Re: [tor-relays] Very high CPU Load and low Traffic since Sunday

2019-08-20 Thread Rob Jansen


> On Aug 20, 2019, at 2:05 AM, teor  wrote:
> 
>> On 20 Aug 2019, at 12:56, John Ricketts  wrote:
>> 
>> reduction++;
> 
> This could be a result of load balancing changes due to Rob's bandwidth 
> experiment.
> 
> CPU overloads could also be a result of load balancing changes. The tests 
> only used a few large bandwidth circuits, but the CPU usage of lots of small 
> circuits is much higher.
> 
> I've cc'd Rob to get his opinion.

I scanned each relay once for less than 30 seconds. I don't plan on repeating 
the experiment. It looks like the advertised BWs have reverted, at least on a 
global level (it's possible that individual relays may still notice an 
adjustment though).

https://metrics.torproject.org/bandwidth.html?start=2019-08-01&end=2019-08-20

Sorry I don't have anything more informative to say at the moment.

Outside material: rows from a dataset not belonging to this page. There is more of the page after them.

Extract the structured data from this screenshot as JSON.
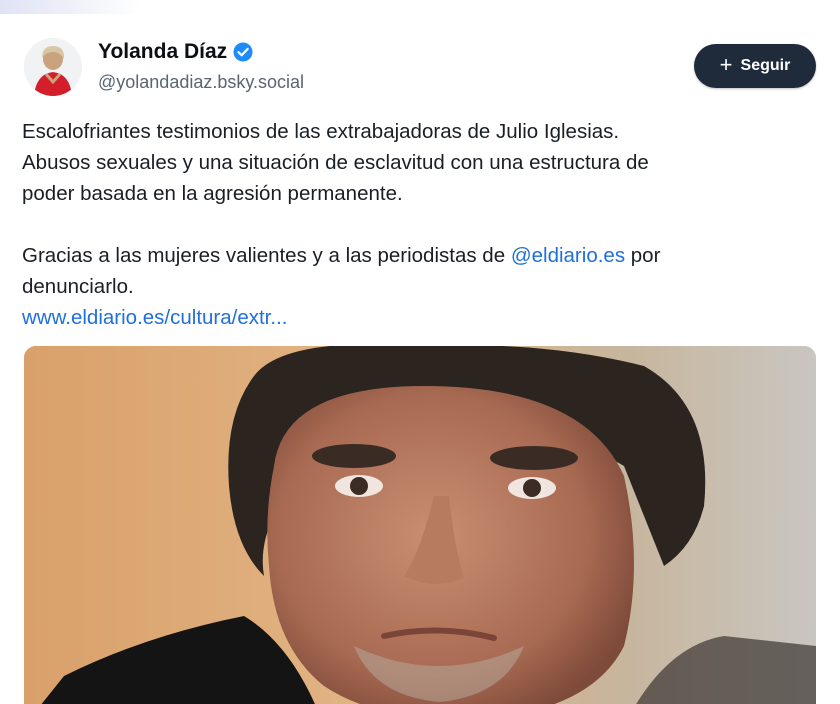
{
  "post": {
    "author_name": "Yolanda Díaz",
    "handle": "@yolandadiaz.bsky.social",
    "follow_label": "Seguir",
    "body": {
      "line1": "Escalofriantes testimonios de las extrabajadoras de Julio Iglesias.",
      "line2": "Abusos sexuales y una situación de esclavitud con una estructura de",
      "line3": "poder basada en la agresión permanente.",
      "line4_prefix": "Gracias a las mujeres valientes y a las periodistas de ",
      "mention": "@eldiario.es",
      "line4_suffix": " por",
      "line5": "denunciarlo.",
      "link": "www.eldiario.es/cultura/extr..."
    }
  },
  "icons": {
    "verified": "verified-badge-icon",
    "follow": "plus-icon"
  },
  "colors": {
    "link": "#1f6fdc",
    "verified": "#1d8cf8",
    "follow_button": "#1f2a3b"
  }
}
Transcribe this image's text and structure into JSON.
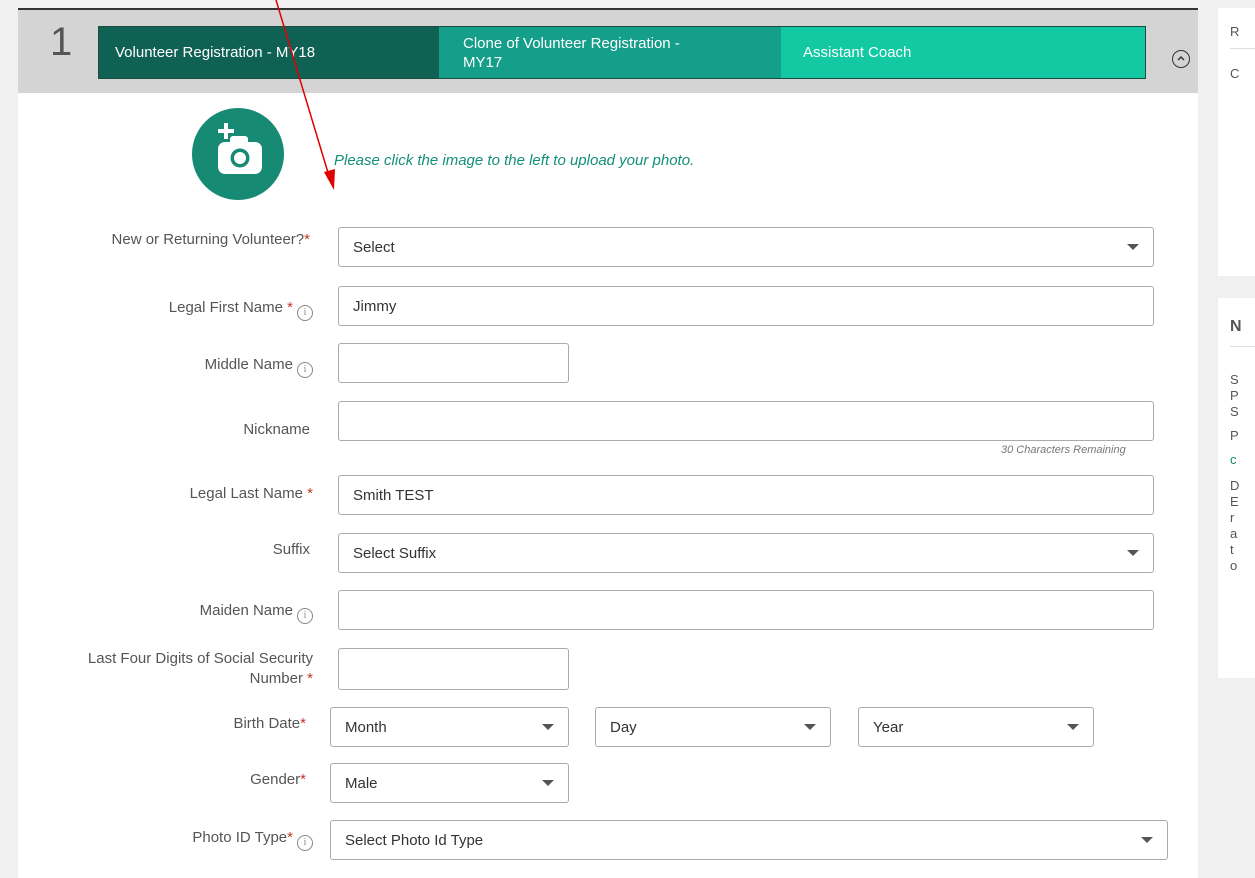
{
  "header": {
    "step_number": "1",
    "tabs": [
      {
        "label": "Volunteer Registration - MY18"
      },
      {
        "label": "Clone of Volunteer Registration - MY17"
      },
      {
        "label": "Assistant Coach"
      }
    ]
  },
  "photo": {
    "icon": "add-photo-camera-icon",
    "prompt": "Please click the image to the left to upload your photo."
  },
  "form": {
    "new_or_returning": {
      "label": "New or Returning Volunteer?",
      "value": "Select"
    },
    "first_name": {
      "label": "Legal First Name",
      "value": "Jimmy"
    },
    "middle_name": {
      "label": "Middle Name",
      "value": ""
    },
    "nickname": {
      "label": "Nickname",
      "value": "",
      "helper": "30 Characters Remaining"
    },
    "last_name": {
      "label": "Legal Last Name",
      "value": "Smith TEST"
    },
    "suffix": {
      "label": "Suffix",
      "value": "Select Suffix"
    },
    "maiden_name": {
      "label": "Maiden Name",
      "value": ""
    },
    "ssn_last4": {
      "label": "Last Four Digits of Social Security Number",
      "value": ""
    },
    "birth_date": {
      "label": "Birth Date",
      "month": "Month",
      "day": "Day",
      "year": "Year"
    },
    "gender": {
      "label": "Gender",
      "value": "Male"
    },
    "photo_id_type": {
      "label": "Photo ID Type",
      "value": "Select Photo Id Type"
    },
    "required_mark": "*",
    "info_icon": "i"
  },
  "sidebar": {
    "panel1_letters": [
      "R",
      "C"
    ],
    "panel2_heading": "N",
    "panel2_letters": [
      "S",
      "P",
      "S",
      "P",
      "c",
      "D",
      "E",
      "r",
      "a",
      "t",
      "o"
    ]
  },
  "colors": {
    "tab_dark": "#0f6154",
    "tab_mid": "#159e8a",
    "tab_light": "#12c9a4",
    "accent": "#168a73",
    "required": "#c0392b",
    "arrow": "#e00000"
  }
}
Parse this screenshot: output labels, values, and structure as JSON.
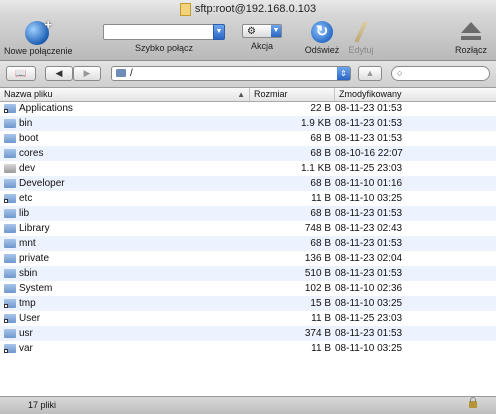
{
  "window": {
    "title": "sftp:root@192.168.0.103"
  },
  "toolbar": {
    "new_connection": "Nowe połączenie",
    "quick_connect": "Szybko połącz",
    "action": "Akcja",
    "refresh": "Odśwież",
    "edit": "Edytuj",
    "disconnect": "Rozłącz"
  },
  "pathbar": {
    "path": "/"
  },
  "columns": {
    "name": "Nazwa pliku",
    "size": "Rozmiar",
    "modified": "Zmodyfikowany"
  },
  "files": [
    {
      "name": "Applications",
      "size": "22 B",
      "modified": "08-11-23 01:53",
      "icon": "folder-link-icon"
    },
    {
      "name": "bin",
      "size": "1.9 KB",
      "modified": "08-11-23 01:53",
      "icon": "folder-icon"
    },
    {
      "name": "boot",
      "size": "68 B",
      "modified": "08-11-23 01:53",
      "icon": "folder-icon"
    },
    {
      "name": "cores",
      "size": "68 B",
      "modified": "08-10-16 22:07",
      "icon": "folder-icon"
    },
    {
      "name": "dev",
      "size": "1.1 KB",
      "modified": "08-11-25 23:03",
      "icon": "device-folder-icon"
    },
    {
      "name": "Developer",
      "size": "68 B",
      "modified": "08-11-10 01:16",
      "icon": "folder-icon"
    },
    {
      "name": "etc",
      "size": "11 B",
      "modified": "08-11-10 03:25",
      "icon": "folder-link-icon"
    },
    {
      "name": "lib",
      "size": "68 B",
      "modified": "08-11-23 01:53",
      "icon": "folder-icon"
    },
    {
      "name": "Library",
      "size": "748 B",
      "modified": "08-11-23 02:43",
      "icon": "folder-icon"
    },
    {
      "name": "mnt",
      "size": "68 B",
      "modified": "08-11-23 01:53",
      "icon": "folder-icon"
    },
    {
      "name": "private",
      "size": "136 B",
      "modified": "08-11-23 02:04",
      "icon": "folder-icon"
    },
    {
      "name": "sbin",
      "size": "510 B",
      "modified": "08-11-23 01:53",
      "icon": "folder-icon"
    },
    {
      "name": "System",
      "size": "102 B",
      "modified": "08-11-10 02:36",
      "icon": "folder-icon"
    },
    {
      "name": "tmp",
      "size": "15 B",
      "modified": "08-11-10 03:25",
      "icon": "folder-link-icon"
    },
    {
      "name": "User",
      "size": "11 B",
      "modified": "08-11-25 23:03",
      "icon": "folder-link-icon"
    },
    {
      "name": "usr",
      "size": "374 B",
      "modified": "08-11-23 01:53",
      "icon": "folder-icon"
    },
    {
      "name": "var",
      "size": "11 B",
      "modified": "08-11-10 03:25",
      "icon": "folder-link-icon"
    }
  ],
  "status": {
    "count": "17 pliki"
  }
}
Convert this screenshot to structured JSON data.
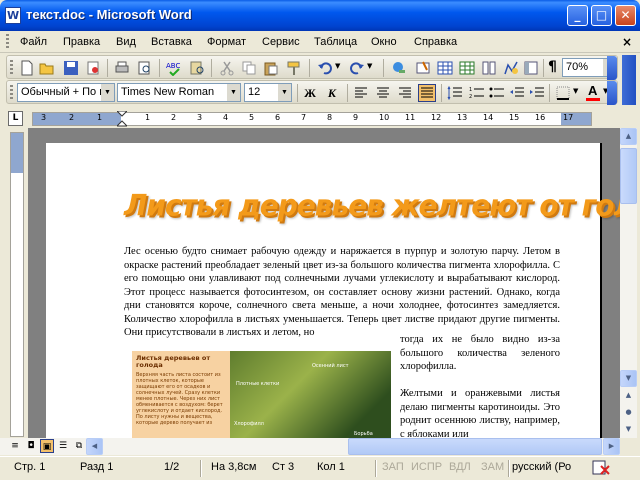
{
  "window": {
    "title": "текст.doc - Microsoft Word",
    "app_icon": "word-doc-icon",
    "controls": [
      "minimize-icon",
      "maximize-icon",
      "close-icon"
    ]
  },
  "menu": {
    "items": [
      "Файл",
      "Правка",
      "Вид",
      "Вставка",
      "Формат",
      "Сервис",
      "Таблица",
      "Окно",
      "Справка"
    ],
    "close_glyph": "×"
  },
  "standard_toolbar": {
    "icons": [
      "new-document-icon",
      "open-icon",
      "save-icon",
      "permission-icon",
      "print-icon",
      "print-preview-icon",
      "spelling-icon",
      "research-icon",
      "cut-icon",
      "copy-icon",
      "paste-icon",
      "format-painter-icon",
      "undo-icon",
      "redo-icon",
      "hyperlink-icon",
      "tables-borders-icon",
      "insert-table-icon",
      "insert-excel-icon",
      "columns-icon",
      "drawing-icon",
      "document-map-icon",
      "show-formatting-icon"
    ],
    "zoom": "70%"
  },
  "formatting_toolbar": {
    "style": "Обычный + По ц",
    "font": "Times New Roman",
    "size": "12",
    "bold": "Ж",
    "italic": "К",
    "alignment_icons": [
      "align-left-icon",
      "align-center-icon",
      "align-right-icon",
      "justify-icon"
    ],
    "list_icons": [
      "line-spacing-icon",
      "numbering-icon",
      "bullets-icon",
      "decrease-indent-icon",
      "increase-indent-icon"
    ],
    "border_icon": "borders-icon",
    "font_color_icon": "font-color-icon",
    "font_color": "#ff0000",
    "highlight_color": "#f3c06b"
  },
  "ruler": {
    "tab_glyph": "L",
    "numbers": [
      "3",
      "2",
      "1",
      "1",
      "2",
      "3",
      "4",
      "5",
      "6",
      "7",
      "8",
      "9",
      "10",
      "11",
      "12",
      "13",
      "14",
      "15",
      "16",
      "17"
    ]
  },
  "document": {
    "heading": "Листья деревьев желтеют от голода",
    "heading_color": "#f39a1a",
    "paragraph1": "Лес осенью будто снимает рабочую одежду и наряжается в пурпур и золотую парчу. Летом в окраске растений преобладает зеленый цвет из-за большого количества пигмента хлорофилла. С его помощью они улавливают под солнечными лучами углекислоту и вырабатывают кислород. Этот процесс называется фотосинтезом, он составляет основу жизни растений. Однако, когда дни становятся короче, солнечного света меньше, а ночи холоднее, фотосинтез замедляется. Количество хлорофилла в листьях уменьшается. Теперь цвет листве придают другие пигменты. Они присутствовали в листьях и летом, но",
    "paragraph1_cont": "тогда их не было видно из-за большого количества зеленого хлорофилла.",
    "paragraph2": "Желтыми и оранжевыми листья делаю пигменты каротиноиды. Это роднит осеннюю листву, например, с яблоками или",
    "figure": {
      "title": "Листья деревьев от голода",
      "caption": "Верхняя часть листа состоит из плотных клеток, которые защищают его от осадков и солнечных лучей. Сразу клетки менее плотные. Через них лист обменивается с воздухом: берет углекислоту и отдает кислород. По листу нужны и вещества, которые дерево получает из",
      "labels": [
        "Осенний лист",
        "Плотные клетки",
        "Хлорофилл",
        "Борьба"
      ]
    }
  },
  "scrollbar": {
    "up": "▲",
    "down": "▼",
    "prev_page": "▲",
    "select_object": "●",
    "next_page": "▼"
  },
  "view_buttons": [
    "normal-view-icon",
    "web-view-icon",
    "print-layout-icon",
    "outline-icon",
    "reading-view-icon"
  ],
  "status": {
    "page": "Стр. 1",
    "section": "Разд 1",
    "pages": "1/2",
    "at": "На 3,8см",
    "line": "Ст 3",
    "col": "Кол 1",
    "rec": "ЗАП",
    "trk": "ИСПР",
    "ext": "ВДЛ",
    "ovr": "ЗАМ",
    "language": "русский (Ро",
    "spelling_icon": "spelling-status-icon"
  }
}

Peace, love, and positivity,
Rob
___
tor-relays mailing list
tor-relays@lists.torproject.org
https://lists.torproject.org/cgi-bin/mailman/listinfo/tor-relays


Re: [tor-relays] Measuring the Accuracy of Tor Relays' Advertised Bandwidths

2019-08-09 Thread Rob Jansen


> On Aug 6, 2019, at 5:31 PM, Rob Jansen  wrote:
> 
> Over the last 2 days I tested my speedtest on 4 test relays and verified that 
> it does in fact increase relays' advertised bandwidth on Tor metrics.
> 
> Today, I started running the speedtest on all relays in the network. So far, 
> I have finished about 100 relays (and counting). I expect that the advertised 
> bandwidths reported by metrics will increase over the next few days.

Update: the measurement finished around 0100 UTC on 2019-08-09. I attempted to 
measure each relay that appeared in the latest consensus over time. Due to 
relay churn, this resulted in more measurements than the number of relays in a 
single consensus.

I attempted 7001 measurements:
- 4867 relays were successfully measured for 20 seconds each.
- 2134 relays timed out while trying to build the 10 speedtest circuits.

The measurement should be reflected in most server descriptors of successfully 
measured relays within 36 hours, at about 1300 UTC on 2019-08-10.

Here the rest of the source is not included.